A booby-trapped game of noughts and crosses has been used to show how a Blackberry can be hijacked to steal confidential data.
The Blackberry has become very popular in large firms
Created by a security researcher the game contains malicious code that turns the popular mobile e-mail device into a backdoor into corporate networks.
Dubbed "blackjacking" the technique is thought to be the first to try to take advantage of the Blackberry.
The creator of the hijack code intends to release it publicly in mid-August.
The Blackberry handheld has become hugely popular in the business world as it gives staff access to their work e-mail account while they are out and about. In July 2006 Research In Motion, the makers of the Blackberry, said it had more than 5.5 million subscribers.
The method of using a Blackberry to penetrate corporate networks was demonstrated at the Black Hat hacker conference by researcher Jesse D'Aguanno of security firm Praetorian Global.

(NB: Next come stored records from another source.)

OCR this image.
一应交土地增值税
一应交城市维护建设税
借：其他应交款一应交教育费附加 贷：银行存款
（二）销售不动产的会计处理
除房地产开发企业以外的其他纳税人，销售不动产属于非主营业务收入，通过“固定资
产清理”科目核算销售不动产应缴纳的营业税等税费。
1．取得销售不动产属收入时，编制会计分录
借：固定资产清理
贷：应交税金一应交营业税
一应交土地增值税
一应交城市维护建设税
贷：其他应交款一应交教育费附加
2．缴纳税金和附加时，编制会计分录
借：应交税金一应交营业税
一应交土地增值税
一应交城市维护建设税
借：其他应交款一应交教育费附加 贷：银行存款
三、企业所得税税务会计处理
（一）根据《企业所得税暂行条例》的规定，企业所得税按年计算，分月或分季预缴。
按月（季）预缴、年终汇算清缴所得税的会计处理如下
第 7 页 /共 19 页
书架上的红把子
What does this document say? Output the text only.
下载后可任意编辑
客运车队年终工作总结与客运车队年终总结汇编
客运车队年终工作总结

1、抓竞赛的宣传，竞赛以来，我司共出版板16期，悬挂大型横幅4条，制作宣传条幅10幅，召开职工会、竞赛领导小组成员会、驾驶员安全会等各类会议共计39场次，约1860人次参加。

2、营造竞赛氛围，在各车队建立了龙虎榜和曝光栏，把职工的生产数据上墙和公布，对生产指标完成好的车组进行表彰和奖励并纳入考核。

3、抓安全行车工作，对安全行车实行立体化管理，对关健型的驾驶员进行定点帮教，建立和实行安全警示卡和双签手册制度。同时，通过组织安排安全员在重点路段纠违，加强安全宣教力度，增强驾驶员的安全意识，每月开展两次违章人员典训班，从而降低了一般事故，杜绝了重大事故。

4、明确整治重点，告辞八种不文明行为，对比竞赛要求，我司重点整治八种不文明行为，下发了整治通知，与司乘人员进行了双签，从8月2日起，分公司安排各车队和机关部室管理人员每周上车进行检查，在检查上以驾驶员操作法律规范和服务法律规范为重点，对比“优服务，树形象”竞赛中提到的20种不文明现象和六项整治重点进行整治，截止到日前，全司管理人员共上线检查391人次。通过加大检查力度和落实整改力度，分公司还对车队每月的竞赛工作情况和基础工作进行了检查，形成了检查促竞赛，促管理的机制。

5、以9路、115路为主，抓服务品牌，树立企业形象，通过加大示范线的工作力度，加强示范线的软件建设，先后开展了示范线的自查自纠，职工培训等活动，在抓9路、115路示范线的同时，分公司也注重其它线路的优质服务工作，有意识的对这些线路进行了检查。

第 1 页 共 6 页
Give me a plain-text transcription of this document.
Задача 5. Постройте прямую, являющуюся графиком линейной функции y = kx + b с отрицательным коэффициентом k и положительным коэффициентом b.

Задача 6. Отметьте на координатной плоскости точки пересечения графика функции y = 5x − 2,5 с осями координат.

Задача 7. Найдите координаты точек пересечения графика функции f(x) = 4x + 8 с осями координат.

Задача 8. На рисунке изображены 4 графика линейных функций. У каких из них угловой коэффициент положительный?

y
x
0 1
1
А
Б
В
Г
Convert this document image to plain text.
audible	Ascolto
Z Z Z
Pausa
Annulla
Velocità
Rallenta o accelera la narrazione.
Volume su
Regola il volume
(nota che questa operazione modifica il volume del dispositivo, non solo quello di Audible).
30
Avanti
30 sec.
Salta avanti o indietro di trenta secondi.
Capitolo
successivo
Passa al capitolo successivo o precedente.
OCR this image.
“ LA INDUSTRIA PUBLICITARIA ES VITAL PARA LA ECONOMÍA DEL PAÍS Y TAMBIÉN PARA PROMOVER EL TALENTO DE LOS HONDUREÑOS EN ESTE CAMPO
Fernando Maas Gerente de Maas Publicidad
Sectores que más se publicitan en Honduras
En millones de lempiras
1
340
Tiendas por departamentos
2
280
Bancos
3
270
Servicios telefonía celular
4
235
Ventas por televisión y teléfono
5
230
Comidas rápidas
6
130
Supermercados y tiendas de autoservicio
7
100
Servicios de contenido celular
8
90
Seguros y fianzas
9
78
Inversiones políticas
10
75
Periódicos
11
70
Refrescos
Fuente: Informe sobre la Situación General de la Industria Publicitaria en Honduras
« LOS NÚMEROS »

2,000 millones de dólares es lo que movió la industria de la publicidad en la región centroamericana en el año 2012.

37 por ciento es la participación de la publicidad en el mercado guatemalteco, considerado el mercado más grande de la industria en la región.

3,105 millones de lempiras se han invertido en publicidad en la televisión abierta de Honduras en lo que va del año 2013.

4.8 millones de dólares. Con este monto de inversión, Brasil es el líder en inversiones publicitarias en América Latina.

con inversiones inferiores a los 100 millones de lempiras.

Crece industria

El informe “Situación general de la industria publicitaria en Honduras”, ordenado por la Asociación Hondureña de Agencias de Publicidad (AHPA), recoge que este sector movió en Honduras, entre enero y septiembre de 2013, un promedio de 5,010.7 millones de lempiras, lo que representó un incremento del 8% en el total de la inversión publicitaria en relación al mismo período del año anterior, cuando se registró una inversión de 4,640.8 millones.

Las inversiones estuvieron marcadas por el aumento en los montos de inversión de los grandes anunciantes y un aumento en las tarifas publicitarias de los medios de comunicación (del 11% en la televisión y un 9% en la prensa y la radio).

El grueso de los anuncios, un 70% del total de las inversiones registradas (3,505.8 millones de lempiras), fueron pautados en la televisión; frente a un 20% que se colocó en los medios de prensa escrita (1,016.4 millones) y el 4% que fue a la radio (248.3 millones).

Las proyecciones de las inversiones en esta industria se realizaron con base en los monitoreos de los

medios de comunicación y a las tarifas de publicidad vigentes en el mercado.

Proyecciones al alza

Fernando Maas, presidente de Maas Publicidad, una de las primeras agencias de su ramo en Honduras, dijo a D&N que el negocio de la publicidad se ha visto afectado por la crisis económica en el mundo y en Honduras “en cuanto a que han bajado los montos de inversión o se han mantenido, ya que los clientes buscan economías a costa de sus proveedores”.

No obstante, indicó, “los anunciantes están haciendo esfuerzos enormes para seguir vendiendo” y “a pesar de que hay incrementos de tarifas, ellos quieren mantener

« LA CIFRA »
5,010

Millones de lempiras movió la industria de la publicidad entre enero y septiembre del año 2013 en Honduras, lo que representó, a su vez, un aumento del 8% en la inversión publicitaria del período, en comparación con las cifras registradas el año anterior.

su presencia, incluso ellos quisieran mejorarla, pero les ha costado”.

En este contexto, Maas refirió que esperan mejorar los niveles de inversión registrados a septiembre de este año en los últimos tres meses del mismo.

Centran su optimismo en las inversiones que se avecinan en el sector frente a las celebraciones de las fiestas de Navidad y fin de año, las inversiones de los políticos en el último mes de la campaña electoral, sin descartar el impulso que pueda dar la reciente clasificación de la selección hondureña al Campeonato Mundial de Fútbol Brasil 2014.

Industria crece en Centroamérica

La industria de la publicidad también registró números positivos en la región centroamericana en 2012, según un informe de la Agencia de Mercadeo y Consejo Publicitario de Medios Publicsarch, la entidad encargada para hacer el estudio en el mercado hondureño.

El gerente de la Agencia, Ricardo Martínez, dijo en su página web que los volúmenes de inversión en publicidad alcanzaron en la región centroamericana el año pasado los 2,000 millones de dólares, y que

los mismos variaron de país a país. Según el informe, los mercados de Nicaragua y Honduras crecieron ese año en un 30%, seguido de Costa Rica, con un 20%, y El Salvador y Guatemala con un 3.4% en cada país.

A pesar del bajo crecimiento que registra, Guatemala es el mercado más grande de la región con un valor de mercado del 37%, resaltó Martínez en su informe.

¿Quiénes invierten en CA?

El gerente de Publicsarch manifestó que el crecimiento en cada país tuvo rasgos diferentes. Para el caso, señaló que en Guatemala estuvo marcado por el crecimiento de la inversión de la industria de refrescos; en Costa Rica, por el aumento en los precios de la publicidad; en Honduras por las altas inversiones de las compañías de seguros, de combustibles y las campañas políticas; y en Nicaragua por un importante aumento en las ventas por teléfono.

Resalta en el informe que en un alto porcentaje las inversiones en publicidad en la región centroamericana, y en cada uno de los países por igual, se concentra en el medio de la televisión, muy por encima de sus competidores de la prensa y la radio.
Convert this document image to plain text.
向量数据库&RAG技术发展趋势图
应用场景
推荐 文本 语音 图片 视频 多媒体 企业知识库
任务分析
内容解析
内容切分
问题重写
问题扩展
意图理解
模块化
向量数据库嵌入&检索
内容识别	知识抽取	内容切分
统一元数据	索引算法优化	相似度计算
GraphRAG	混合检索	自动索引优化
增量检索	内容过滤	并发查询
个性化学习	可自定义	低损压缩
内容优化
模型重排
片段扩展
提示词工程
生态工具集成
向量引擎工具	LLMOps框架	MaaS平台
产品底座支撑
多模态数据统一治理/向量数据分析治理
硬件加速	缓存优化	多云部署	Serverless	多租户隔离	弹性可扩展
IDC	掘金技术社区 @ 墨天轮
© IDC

Mr D'Aguanno said the Blackberry was a good choice for penetrating business networks because the gadgets were always switched on, stayed connected to a company and were so powerful that they could run programs installed on them.
By tricking someone into downloading and installing the booby-trapped game, perhaps via e-mail, Mr D'Aguanno demonstrated how the Blackberry can become a secret route that takes attackers behind firewalls and defeats security measures.
"A malicious person could potentially use this back channel to move around inside of an organization unabated and remove confidential information undetected or use the back channel to install malware on the network," said Paul Henry of Secure Computing in a statement.
Mr D'Aguanno said he would release his hijacking code, called BBProxy, to researchers.
Research In Motion (RIM) played down the threat from Mr D'Aguanno's work and said he made "several reaching assumptions" about how corporates use the Blackberry.
RIM said Blackberry handhelds could only run third-party programs, such as games sent to them via e-mail, if the permission is explicitly granted by network administrators. Access to wider corporate networks is typically limited too, it said.
RIM has also updated its security site to show users more secure ways of using the Blackberry handheld and to avoid falling victims to trojans that hide malicious code.